FiveThirtyEight is reporting on a project generating consensus predictions from experts. The consensus prediction of total cases in the USA on Sunday April 5 is 386,500 (80% UI: 280,500-581,500). How does the ARIMA model forecast compare?
usa_total <- usa_by_state2 %>%
group_by(Date) %>%
summarize(confirmed_cases = sum(confirmed, na.rm = TRUE)) %>%
mutate(log10_cc = log10(confirmed_cases),
# match how autoplot is representing the x axis?
Time = as.numeric(Date),
n_obs = n(),
Training = Time < floor(n_obs*0.8) + min(Time))
training_data <- filter(usa_total, Training)
expert_consensus <- tibble(
Date = ymd("2020-04-05"),
fit = 386500,
lpl = 280500,
hpl = 581500
)
usat_ts <- zoo::zoo(pull(training_data, log10_cc), pull(training_data, Date))
usat_ts_fit <- auto.arima(usat_ts, seasonal = FALSE)
usat_forecast <- forecast(usat_ts_fit, h = 14) %>%
as_tibble() %>%
mutate(Date = pull(nyd_predicted, Date),
fit = 10^`Point Forecast`,
l80pl = 10^`Lo 80`,
h80pl = 10^`Hi 80`,
l95pl = 10^`Lo 95`,
h95pl = 10^`Hi 95`)
ggplot(data = usa_total) + scale_y_log10() +
geom_point(mapping = aes(x = Date, y = confirmed_cases))+
geom_line(data = usat_forecast,
mapping = aes(x = Date, y = fit), linetype = 2)+
geom_ribbon(data = usat_forecast,
mapping = aes(x = Date, ymin = l80pl, ymax = h80pl), alpha = 0.2) +
geom_ribbon(data = usat_forecast,
mapping = aes(x = Date, ymin = l95pl, ymax = h95pl), alpha = 0.2) +
geom_point(data = expert_consensus,
mapping = aes(x = Date, y = fit), color = "blue") +
geom_errorbar(data = expert_consensus,
mapping = aes(x = Date, ymin = lpl, ymax = hpl), size = 0.1, color = "blue") +
labs(y = "Cumulative confirmed cases",
title = paste0("Cumulative confirmed cases in USA"),
x = "Date",
subtitle = "Dashed line: ARIMA(1,1) forecast cases with (80%, 95%) prediction intervals. \nBlue point Expert Consensus (80% UI)",
caption = paste("Source data: https://coviddata.github.io/coviddata/ downloaded ",
format(file.mtime(savefilename), usetz = TRUE),
"\n Unofficial, not peer reviewed results.",
"\n Copyright Andrew Tyre 2020. Distributed with MIT License."))

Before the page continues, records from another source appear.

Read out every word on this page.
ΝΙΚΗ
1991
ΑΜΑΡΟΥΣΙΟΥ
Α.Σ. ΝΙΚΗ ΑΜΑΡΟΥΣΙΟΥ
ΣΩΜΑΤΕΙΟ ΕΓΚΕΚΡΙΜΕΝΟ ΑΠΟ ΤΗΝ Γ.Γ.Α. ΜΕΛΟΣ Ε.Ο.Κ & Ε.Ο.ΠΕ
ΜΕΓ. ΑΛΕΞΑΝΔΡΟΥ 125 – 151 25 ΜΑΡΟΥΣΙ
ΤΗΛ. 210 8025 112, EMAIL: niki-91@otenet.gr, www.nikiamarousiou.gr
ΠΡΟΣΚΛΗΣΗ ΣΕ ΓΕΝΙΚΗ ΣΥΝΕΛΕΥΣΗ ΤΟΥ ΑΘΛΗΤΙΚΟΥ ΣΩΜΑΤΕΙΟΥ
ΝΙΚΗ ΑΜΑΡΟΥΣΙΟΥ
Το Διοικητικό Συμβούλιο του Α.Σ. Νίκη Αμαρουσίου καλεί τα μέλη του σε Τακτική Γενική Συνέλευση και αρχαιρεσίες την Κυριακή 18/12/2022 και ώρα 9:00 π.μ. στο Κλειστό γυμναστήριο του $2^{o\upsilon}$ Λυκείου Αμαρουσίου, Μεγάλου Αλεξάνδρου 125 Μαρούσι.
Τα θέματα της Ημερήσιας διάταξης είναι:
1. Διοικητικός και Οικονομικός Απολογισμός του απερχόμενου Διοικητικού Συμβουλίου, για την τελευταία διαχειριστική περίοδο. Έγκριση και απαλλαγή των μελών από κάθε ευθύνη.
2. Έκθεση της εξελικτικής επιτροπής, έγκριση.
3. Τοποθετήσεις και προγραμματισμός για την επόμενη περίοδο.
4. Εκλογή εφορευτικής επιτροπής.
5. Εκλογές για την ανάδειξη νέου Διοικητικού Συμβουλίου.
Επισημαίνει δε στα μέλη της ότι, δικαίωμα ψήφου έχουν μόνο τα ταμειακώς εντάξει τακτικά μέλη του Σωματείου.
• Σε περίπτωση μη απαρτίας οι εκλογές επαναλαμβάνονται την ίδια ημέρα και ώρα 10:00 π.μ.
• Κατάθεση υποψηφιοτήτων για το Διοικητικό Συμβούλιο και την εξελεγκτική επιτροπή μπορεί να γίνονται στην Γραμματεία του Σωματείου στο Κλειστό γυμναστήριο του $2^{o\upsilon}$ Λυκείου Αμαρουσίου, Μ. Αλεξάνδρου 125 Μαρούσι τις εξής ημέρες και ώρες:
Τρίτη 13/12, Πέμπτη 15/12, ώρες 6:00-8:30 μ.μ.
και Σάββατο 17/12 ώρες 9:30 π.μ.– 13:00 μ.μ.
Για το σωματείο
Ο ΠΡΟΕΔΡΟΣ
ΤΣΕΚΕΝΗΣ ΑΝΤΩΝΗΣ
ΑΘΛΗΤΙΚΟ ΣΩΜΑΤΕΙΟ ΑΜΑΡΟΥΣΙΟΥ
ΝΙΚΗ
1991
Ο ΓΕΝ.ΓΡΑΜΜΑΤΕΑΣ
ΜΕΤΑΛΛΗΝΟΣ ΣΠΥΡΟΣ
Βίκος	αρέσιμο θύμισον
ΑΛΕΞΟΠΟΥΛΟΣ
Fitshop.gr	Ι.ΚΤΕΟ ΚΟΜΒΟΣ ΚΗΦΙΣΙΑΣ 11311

So this looks like good news to me. The observed points over the past few days are drifting below the expected value, although they are not outside the 95% prediction interval yet. Whether my model or the expert consensus does better remains to be seen. The experts were surveyed March 30-31, so my model is using 1-2 less days of data than the experts used.